Driving and parking on the beach is open to vehicles from sunrise to sunset from November 1 through April 30 and from 8:00 am to 7:00 pm from May 1 through October 31.
There is a $20 per day per vehicle user fee to drive and park on the Daytona Beach oceanfront. There is no cost for Volusia County residents to access and park on the beach in December and January (ID or Registration required).
Annual beach passes are $25 for Volusia County residents and $100 for non-residents.
Valid Handicapped-Registered Vehicles are NOT charged a beach or park toll. Persons with handicap license plates are issued a sticker for their vehicle. Persons with a placard are issued a Daily Pass ticket. https://www.volusiabeachpass.com/projects/annual-handicap-pass/
Beach driving is restricted to specific areas (weather and tides permitting), see PDF below. Starting from one hour after sunrise to one hour before sunset you can access the beach with your vehicle. You must use the access points listed below.

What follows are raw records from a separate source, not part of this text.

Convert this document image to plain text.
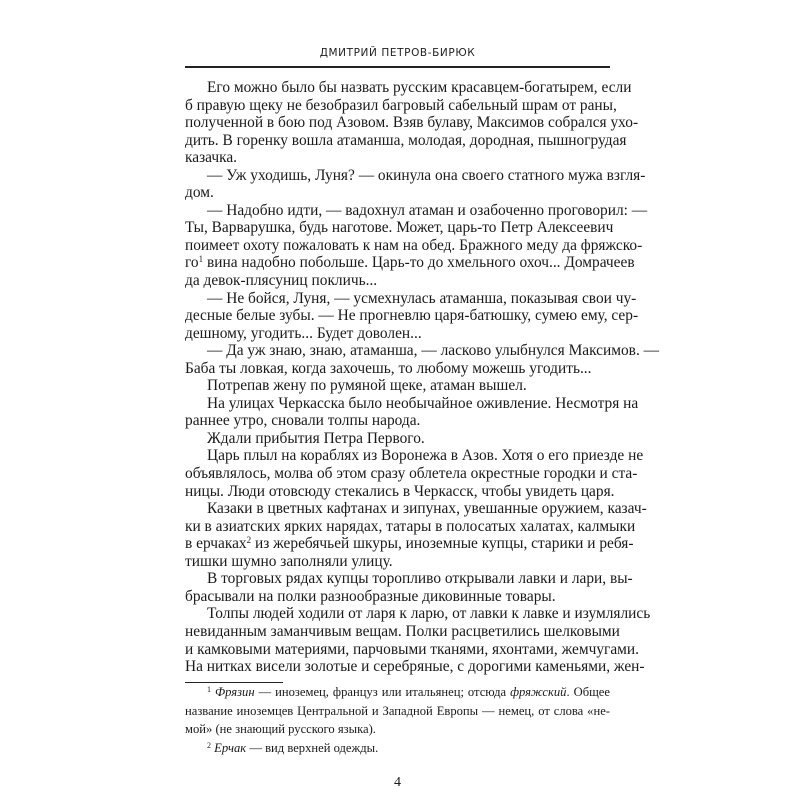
ДМИТРИЙ ПЕТРОВ-БИРЮК
Его можно было бы назвать русским красавцем-богатырем, если
б правую щеку не безобразил багровый сабельный шрам от раны,
полученной в бою под Азовом. Взяв булаву, Максимов собрался ухо-
дить. В горенку вошла атаманша, молодая, дородная, пышногрудая
казачка.
— Уж уходишь, Луня? — окинула она своего статного мужа взгля-
дом.
— Надобно идти, — вадохнул атаман и озабоченно проговорил: —
Ты, Варварушка, будь наготове. Может, царь-то Петр Алексеевич
поимеет охоту пожаловать к нам на обед. Бражного меду да фряжско-
$го^1$ вина надобно побольше. Царь-то до хмельного охоч... Домрачеев
да девок-плясуниц покличь...
— Не бойся, Луня, — усмехнулась атаманша, показывая свои чу-
десные белые зубы. — Не прогневлю царя-батюшку, сумею ему, сер-
дешному, угодить... Будет доволен...
— Да уж знаю, знаю, атаманша, — ласково улыбнулся Максимов. —
Баба ты ловкая, когда захочешь, то любому можешь угодить...
Потрепав жену по румяной щеке, атаман вышел.
На улицах Черкасска было необычайное оживление. Несмотря на
раннее утро, сновали толпы народа.
Ждали прибытия Петра Первого.
Царь плыл на кораблях из Воронежа в Азов. Хотя о его приезде не
объявлялось, молва об этом сразу облетела окрестные городки и ста-
ницы. Люди отовсюду стекались в Черкасск, чтобы увидеть царя.
Казаки в цветных кафтанах и зипунах, увешанные оружием, казач-
ки в азиатских ярких нарядах, татары в полосатых халатах, калмыки
в ерчаках$^2$ из жеребячьей шкуры, иноземные купцы, старики и ребя-
тишки шумно заполняли улицу.
В торговых рядах купцы торопливо открывали лавки и лари, вы-
брасывали на полки разнообразные диковинные товары.
Толпы людей ходили от ларя к ларю, от лавки к лавке и изумлялись
невиданным заманчивым вещам. Полки расцветились шелковыми
и камковыми материями, парчовыми тканями, яхонтами, жемчугами.
На нитках висели золотые и серебряные, с дорогими каменьями, жен-
$^1$ Фрязин — иноземец, француз или итальянец; отсюда фряжский. Общее
название иноземцев Центральной и Западной Европы — немец, от слова «не-
мой» (не знающий русского языка).
$^2$ Ерчак — вид верхней одежды.
4
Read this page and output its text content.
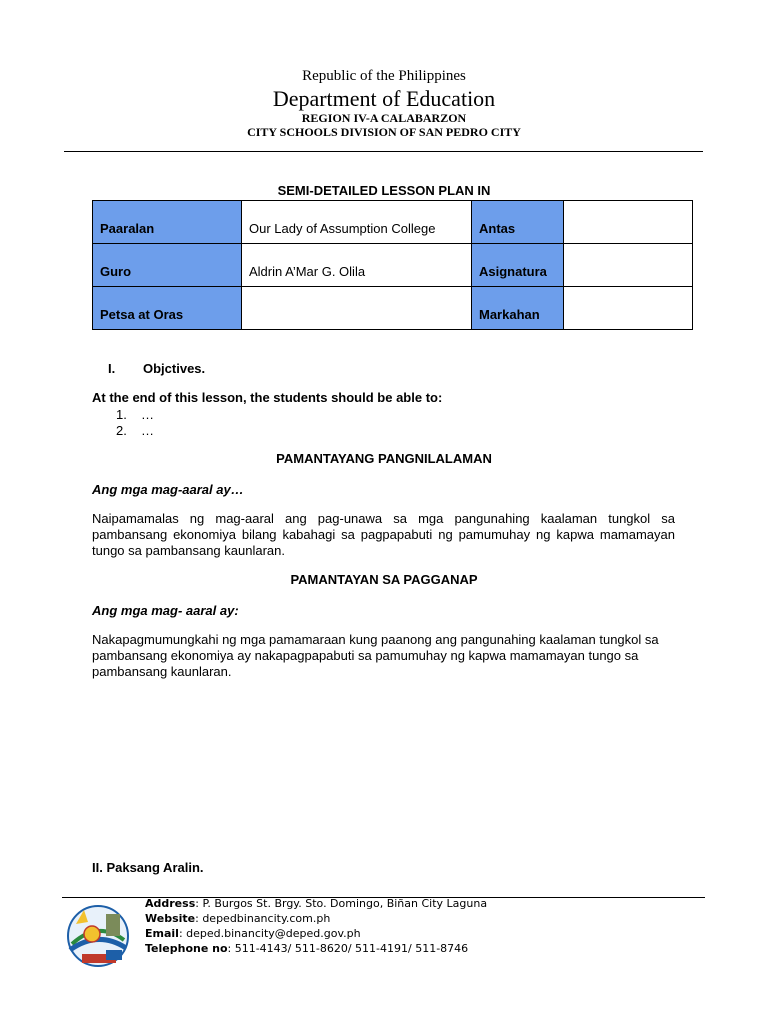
Republic of the Philippines
Department of Education
REGION IV-A CALABARZON
CITY SCHOOLS DIVISION OF SAN PEDRO CITY
SEMI-DETAILED LESSON PLAN IN
Paaralan	Our Lady of Assumption College	Antas	

Guro	Aldrin A’Mar G. Olila	Asignatura	

Petsa at Oras		Markahan	

I. Objctives.
At the end of this lesson, the students should be able to:
1. …
2. …
PAMANTAYANG PANGNILALAMAN
Ang mga mag-aaral ay…
Naipamamalas ng mag-aaral ang pag-unawa sa mga pangunahing kaalaman tungkol sa pambansang ekonomiya bilang kabahagi sa pagpapabuti ng pamumuhay ng kapwa mamamayan tungo sa pambansang kaunlaran.
PAMANTAYAN SA PAGGANAP
Ang mga mag- aaral ay:
Nakapagmumungkahi ng mga pamamaraan kung paanong ang pangunahing kaalaman tungkol sa pambansang ekonomiya ay nakapagpapabuti sa pamumuhay ng kapwa mamamayan tungo sa pambansang kaunlaran.
II. Paksang Aralin.
Address: P. Burgos St. Brgy. Sto. Domingo, Biñan City Laguna
Website: depedbinancity.com.ph
Email: deped.binancity@deped.gov.ph
Telephone no: 511-4143/ 511-8620/ 511-4191/ 511-8746
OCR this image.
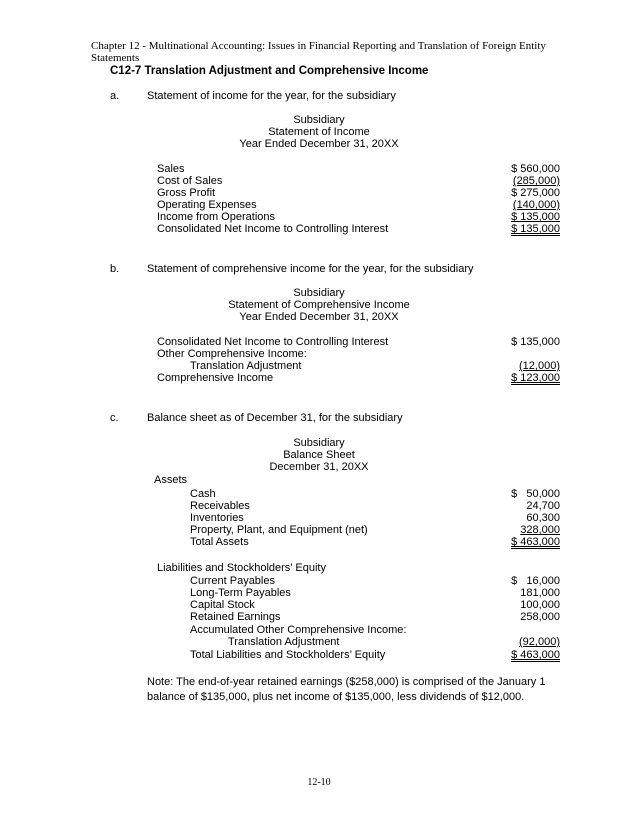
Chapter 12 - Multinational Accounting: Issues in Financial Reporting and Translation of Foreign Entity Statements
C12-7 Translation Adjustment and Comprehensive Income
a.	Statement of income for the year, for the subsidiary
Subsidiary
Statement of Income
Year Ended December 31, 20XX
Sales	$ 560,000
Cost of Sales	(285,000)
Gross Profit	$ 275,000
Operating Expenses	(140,000)
Income from Operations	$ 135,000
Consolidated Net Income to Controlling Interest	$ 135,000
b.	Statement of comprehensive income for the year, for the subsidiary
Subsidiary
Statement of Comprehensive Income
Year Ended December 31, 20XX
Consolidated Net Income to Controlling Interest	$ 135,000
Other Comprehensive Income:
Translation Adjustment	(12,000)
Comprehensive Income	$ 123,000
c.	Balance sheet as of December 31, for the subsidiary
Subsidiary
Balance Sheet
December 31, 20XX
Assets
Cash	$   50,000
Receivables	24,700
Inventories	60,300
Property, Plant, and Equipment (net)	328,000
Total Assets	$ 463,000
Liabilities and Stockholders’ Equity
Current Payables	$   16,000
Long-Term Payables	181,000
Capital Stock	100,000
Retained Earnings	258,000
Accumulated Other Comprehensive Income:
Translation Adjustment	(92,000)
Total Liabilities and Stockholders’ Equity	$ 463,000
Note: The end-of-year retained earnings ($258,000) is comprised of the January 1 balance of $135,000, plus net income of $135,000, less dividends of $12,000.
12-10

You cannot just drive out on the beach in undesignated areas.
During sea turtle nesting season, May 1 through October 31, driving hours are set from 8 a.m. to 7 p.m.
The posted speed limit is 10 miles per hour and traffic lanes are clearly marked. While driving, a vehicle’s headlights must be on and at least one front window down.
Need more info: Check out the official website where this info was found.
Here are some ways you can make Daytona Beach safe for everyone:
- Always swim directly in front of a lifeguard.
- The 10 mph speed limit is strictly enforced. Violators will be fined $116 and up.
- Alcohol and glass containers are not allowed.
- Pets are not allowed on the beach except guide dogs accompanying visually impaired persons or hearing ear dogs accompanying hearing impaired persons.
- Music or noise which can be heard from more than 50 feet of the source is illegal.
- It is illegal to disturb dune vegetation.
- Driving or parking in the conservation zone is prohibited.
- Personal watercraft operators must stay in the proper zones and wear a helmet at all times.
- Please help us protect the beach environment.
- Don’t disturb a turtle that is crawling to or from the ocean or laying eggs. Watch from a distance.
- Avoid shining lights on the beach at night as this may frighten away nesting females and interfere with the baby turtles’ ability to find the sea.
- Avoid walking or cycling in places posted as nesting areas.
- Immediately report any injured or dead sea turtle to the nearest Volusia County Beach Safety employee.
- Do not disturb markers or protective screening over turtle nests. These nests are being studied and protected.
- Avoid walking on the dunes along the beach.
- Don’t disturb nesting sea birds.
- Don’t litter. Cigarette butts, fishing line and other trash can harm the animals and birds along the beach.
- Do your part to spread the word about environment-friendly habits on the beach.